Durante la conferenza è stato proiettato il film documantario Voci della montagna di Antonello Carboni, vero e proprio saggio di antropologia culturale, illustrato dall’autore stesso che ha fornito interessanti informazioni sul linguaggio cinematografico usato per raccontare una realtà viva ancor oggi, ma con una forte caratterizzazione arcaica, quasi primordiale. Le fasi di produzioni del fiore sardo dei pastori sono state filmate dal momento in cui si raduna il gregge per la mungitura fino all’ultimo atto con cui si mettono le forme a riposare per la stagionatura in cantina, come minimo per 105 giorni. I gesti antichi del casaro mentre con grande delicatezza sospinge in basso la cagliata all’interno della caldaia di rame e poi con infinita pazienza la modella all’interno delle fascere facendone scolare il siero sono resi con tale efficacia da suscitare commozione.
Il produttore Antonio Vacca, uno dei più anziani del gruppo del Presidio, ha confermato al pubblico che la tecnica fondamentalmente è rimasta la stessa del film, anche se l’adeguamento alle norme igieniche ha obbligato i pastori a ristrutturare, spesso con eccessivi oneri, i propri piccoli caseifici. Il Presidente del Consorzio del fiore sardo dop Francesco Rubanu ha fatto presente a questo proposito che il formaggio a latte crudo, se stagionato oltre i sessanta giorni, dà tutte le garanzie dal punto di vista sanitario, non essendoci più pericoli legati alla proliferazione di batteri nocivi per l’uomo. Ha perciò auspicato da parte delle autorità sanitarie una interpretazione intelligente della legge e dei regolamenti, che non vada a vessare inutilmente i pastori, custodi di questo antico saper fare.

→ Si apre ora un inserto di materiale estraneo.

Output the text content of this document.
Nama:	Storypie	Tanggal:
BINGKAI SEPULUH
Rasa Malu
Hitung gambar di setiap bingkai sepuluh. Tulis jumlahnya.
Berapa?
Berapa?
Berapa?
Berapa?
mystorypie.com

Una curiosità: tra il pubblico era presente anche l’ambasciatore dello Zimbabwe. Il comune di Orune infatti sta realizzando un progetto di solidarietà con pastori africani, i quali attualmente non possiedono la tecnica per caseificare il latte delle loro pecore. I colleghi sardi li hanno ospitati per un periodo, con il supporto del Gal Barbagia Mandrolisai, oggi rappresentato dal Presidente Battista Podda, insegnando loro la tecnica casearia con l’intento di renderli capaci di svolgere un’attività economicamente produttiva, che li aiuti a vivere dignitosamente e a conservare il loro stile di vita tradizionale.